The Effect of Landscaping
It’s also wise to consider how your exterior paint color will pair with your home’s existing landscaping. Certain exterior paint shades can either complement or clash with the colors and textures of your plants, flowers, trees, and hardscapes.
Cooler paint colors like blues, greens, grays, and beiges tend to mesh well with common greenery and vegetation. Warm paint colors like reds, oranges, yellows, and browns can sometimes look jarring or disjointed depending on the landscaping.
When choosing exterior paint colors, walk around your home and take note of how the color pairs with the existing plants and yard features. Aim for an integrated look. If needed, you can tweak your landscaping with flowers or bushes that better coordinate with the paint color.

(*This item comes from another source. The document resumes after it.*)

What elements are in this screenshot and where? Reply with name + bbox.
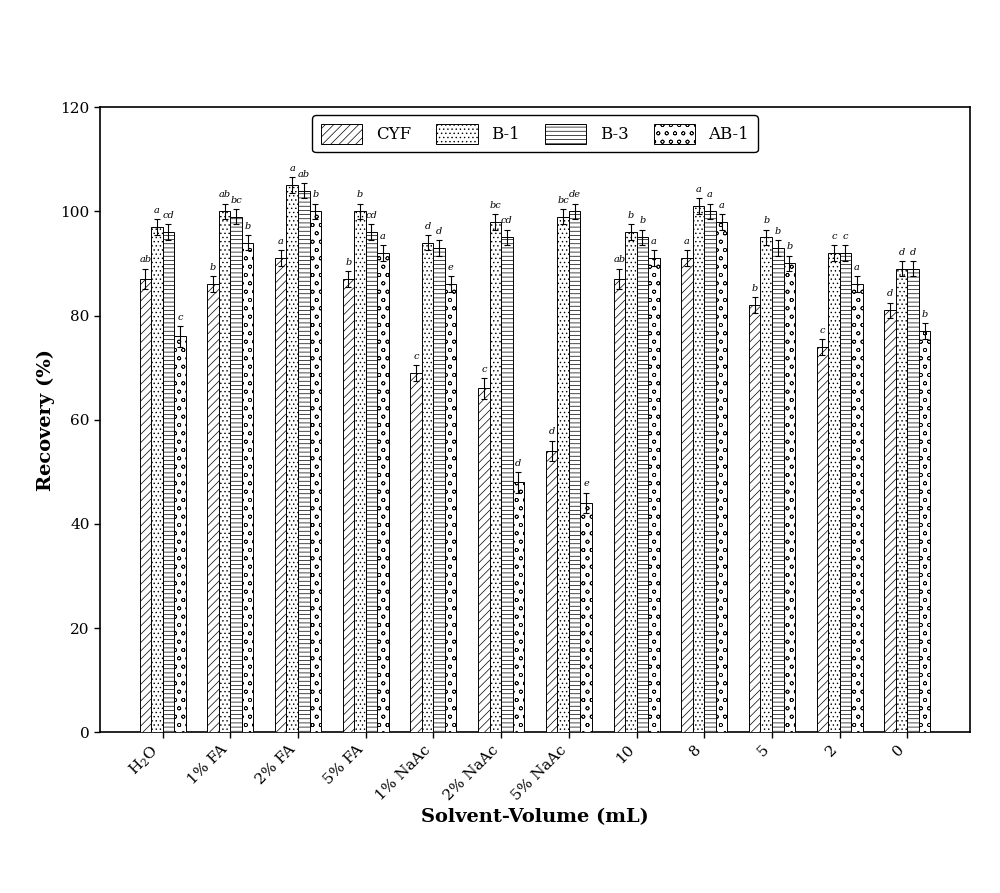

Should You Hire a Professional?
While a skilled DIYer can certainly paint their own home, hiring professional painters offers advantages:
– Better preparation – Professionals thoroughly clean, scrape, sand, patch, and prime the surface first. This enhances durability.
– Higher quality paint – Professional grade exterior paints resist weathering and fading better.
– Specialized tools – Pro painters have the right extensions, lifts, and sprayers to access tricky areas.
– Perfect finish – Experts avoid drips, streaks, and uneven coverage that can mar DIY paint jobs.
– Warranties – Reputable painters offer workmanship warranties for added peace of mind.
– Time savings – Professionals complete the job far faster with less hassle.
If aiming for maximum home value, a pro paint job is advisable. The upfront investment often yields a significant ROI in terms of resale value. Many pros also offer free color consultations.
While personal preference matters most, exterior paint colors do impact perceived home value. Market data consistently shows white and light beige exteriors yield top resale value thanks to broad appeal. Neutrals like gray and blue also outperform bold reds or purples that can turn conservative buyers away.
Beyond analyzing market data, also consider your home’s style, neighborhood norms, landscaping, and personal taste when selecting an exterior color. Light neutrals are the “safest” bet for resale value, but a darker exterior in keeping with your home’s style can also work if selling isn’t imminent.
Aim for exterior paint colors that are tasteful, complement your home, and have wide appeal. This attracts more buyers and maximizes your home’s resale value when the time comes to sell.